Вряд ли кто-то мог представить что-либо подобное, и все же постепенно стало казаться, что это подходящий конец для Эпштейна. Смерть для него была бы слишком тесной. Или даже, как представлялось теперь, по прошествии времени, маловероятной. При жизни он заполнял любое пространство целиком. Крупным Эпштейн не был – он был безмерным. Его было слишком много, и он постоянно выплескивался наружу. Из него выливалось все: страсть, гнев, воодушевление, презрение к людям и любовь к человечеству. Споры были для него естественной средой, ему нужны были споры, чтобы ощущать, что он жив. Он рассорился почти со всеми, с кем успел сойтись. Те, кто остался, были в его глазах безупречны, и Эпштейн любил их всепоглощающе. Иметь с ним дело значило либо быть раздавленным, либо вознестись на пьедестал.
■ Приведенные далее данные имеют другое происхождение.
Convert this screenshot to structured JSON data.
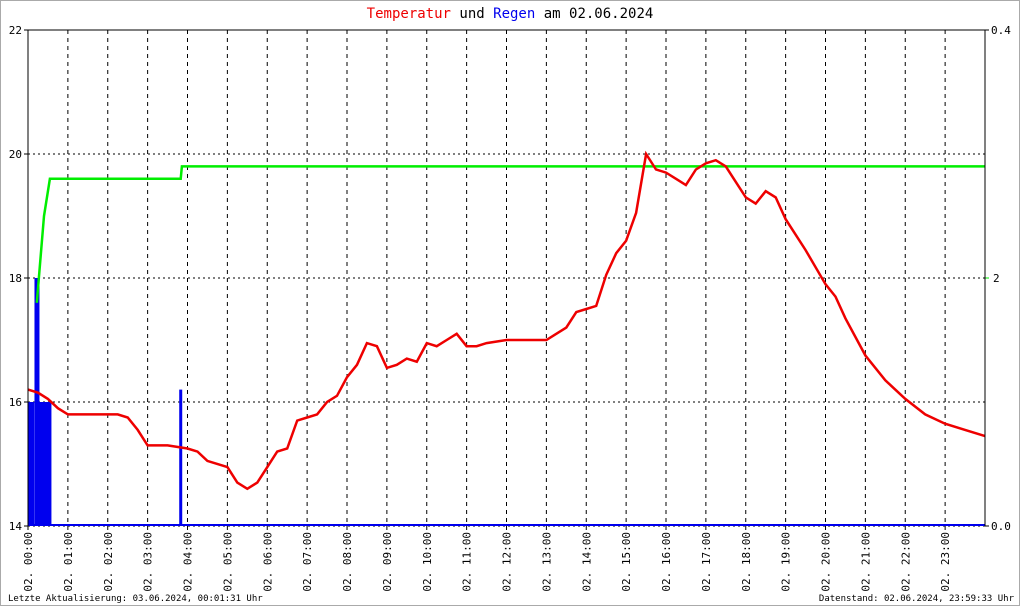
{
  "chart_data": {
    "type": "line",
    "title_and": "und",
    "title_suffix": "am 02.06.2024",
    "footer_left": "Letzte Aktualisierung: 03.06.2024, 00:01:31 Uhr",
    "footer_right": "Datenstand: 02.06.2024, 23:59:33 Uhr",
    "xlim": [
      0,
      24
    ],
    "xticks": [
      {
        "value": 0,
        "label": "02. 00:00"
      },
      {
        "value": 1,
        "label": "02. 01:00"
      },
      {
        "value": 2,
        "label": "02. 02:00"
      },
      {
        "value": 3,
        "label": "02. 03:00"
      },
      {
        "value": 4,
        "label": "02. 04:00"
      },
      {
        "value": 5,
        "label": "02. 05:00"
      },
      {
        "value": 6,
        "label": "02. 06:00"
      },
      {
        "value": 7,
        "label": "02. 07:00"
      },
      {
        "value": 8,
        "label": "02. 08:00"
      },
      {
        "value": 9,
        "label": "02. 09:00"
      },
      {
        "value": 10,
        "label": "02. 10:00"
      },
      {
        "value": 11,
        "label": "02. 11:00"
      },
      {
        "value": 12,
        "label": "02. 12:00"
      },
      {
        "value": 13,
        "label": "02. 13:00"
      },
      {
        "value": 14,
        "label": "02. 14:00"
      },
      {
        "value": 15,
        "label": "02. 15:00"
      },
      {
        "value": 16,
        "label": "02. 16:00"
      },
      {
        "value": 17,
        "label": "02. 17:00"
      },
      {
        "value": 18,
        "label": "02. 18:00"
      },
      {
        "value": 19,
        "label": "02. 19:00"
      },
      {
        "value": 20,
        "label": "02. 20:00"
      },
      {
        "value": 21,
        "label": "02. 21:00"
      },
      {
        "value": 22,
        "label": "02. 22:00"
      },
      {
        "value": 23,
        "label": "02. 23:00"
      }
    ],
    "ylim": [
      14,
      22
    ],
    "yticks": [
      14,
      16,
      18,
      20,
      22
    ],
    "y2lim": [
      0,
      0.4
    ],
    "y2ticks": [
      {
        "value": 0,
        "label": "0.0"
      },
      {
        "value": 0.4,
        "label": "0.4"
      }
    ],
    "y3lim": [
      0,
      4
    ],
    "y3ticks": [
      2
    ],
    "y3color": "#00ee00",
    "grid": true,
    "series": [
      {
        "name": "Temperatur",
        "color": "#ee0000",
        "type": "line",
        "axis": "y",
        "x": [
          0,
          0.25,
          0.5,
          0.75,
          1,
          1.5,
          2,
          2.25,
          2.5,
          2.75,
          3,
          3.5,
          4,
          4.25,
          4.5,
          5,
          5.25,
          5.5,
          5.75,
          6,
          6.25,
          6.5,
          6.75,
          7,
          7.25,
          7.5,
          7.75,
          8,
          8.25,
          8.5,
          8.75,
          9,
          9.25,
          9.5,
          9.75,
          10,
          10.25,
          10.5,
          10.75,
          11,
          11.25,
          11.5,
          12,
          12.5,
          13,
          13.25,
          13.5,
          13.75,
          14,
          14.25,
          14.5,
          14.75,
          15,
          15.25,
          15.5,
          15.75,
          16,
          16.25,
          16.5,
          16.75,
          17,
          17.25,
          17.5,
          17.75,
          18,
          18.25,
          18.5,
          18.75,
          19,
          19.5,
          20,
          20.25,
          20.5,
          21,
          21.5,
          22,
          22.5,
          23,
          23.5,
          24
        ],
        "values": [
          16.2,
          16.15,
          16.05,
          15.9,
          15.8,
          15.8,
          15.8,
          15.8,
          15.75,
          15.55,
          15.3,
          15.3,
          15.25,
          15.2,
          15.05,
          14.95,
          14.7,
          14.6,
          14.7,
          14.95,
          15.2,
          15.25,
          15.7,
          15.75,
          15.8,
          16.0,
          16.1,
          16.4,
          16.6,
          16.95,
          16.9,
          16.55,
          16.6,
          16.7,
          16.65,
          16.95,
          16.9,
          17.0,
          17.1,
          16.9,
          16.9,
          16.95,
          17.0,
          17.0,
          17.0,
          17.1,
          17.2,
          17.45,
          17.5,
          17.55,
          18.05,
          18.4,
          18.6,
          19.05,
          20.0,
          19.75,
          19.7,
          19.6,
          19.5,
          19.75,
          19.85,
          19.9,
          19.8,
          19.55,
          19.3,
          19.2,
          19.4,
          19.3,
          18.95,
          18.45,
          17.9,
          17.7,
          17.35,
          16.75,
          16.35,
          16.05,
          15.8,
          15.65,
          15.55,
          15.45
        ]
      },
      {
        "name": "Regen",
        "color": "#0000ee",
        "type": "bar",
        "axis": "y2",
        "x": [
          0.05,
          0.12,
          0.2,
          0.25,
          0.3,
          0.35,
          0.4,
          0.45,
          0.5,
          0.55,
          3.83
        ],
        "values": [
          0.1,
          0.1,
          0.2,
          0.2,
          0.1,
          0.1,
          0.1,
          0.1,
          0.1,
          0.1,
          0.11
        ]
      },
      {
        "color": "#00ee00",
        "type": "line",
        "axis": "y3",
        "x": [
          0.22,
          0.4,
          0.55,
          3.83,
          3.86,
          24
        ],
        "values": [
          1.8,
          2.5,
          2.8,
          2.8,
          2.9,
          2.9
        ]
      }
    ]
  }
}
Узнать самого себя в его описании было почти невозможно. У него всегда были протеже. Эпштейн наполнял их собой, и они становились все больше и больше, как все, кого он решал любить. В конце концов они взлетали, как огромные воздушные шары на праздничном параде в честь Дня благодарения. Но потом в один прекрасный миг они задевали ветки высоких моральных принципов Эпштейна и лопались, и с этого момента их имена попадали под запрет.
В своей склонности раздувать то, что ему нравилось, Эпштейн был истинным американцем, а в привычке не уважать личные границы и делить мир на своих и чужих – совсем наоборот. Тут в нем проявлялось нечто совсем иное, и это иное снова и снова приводило к недоразумениям.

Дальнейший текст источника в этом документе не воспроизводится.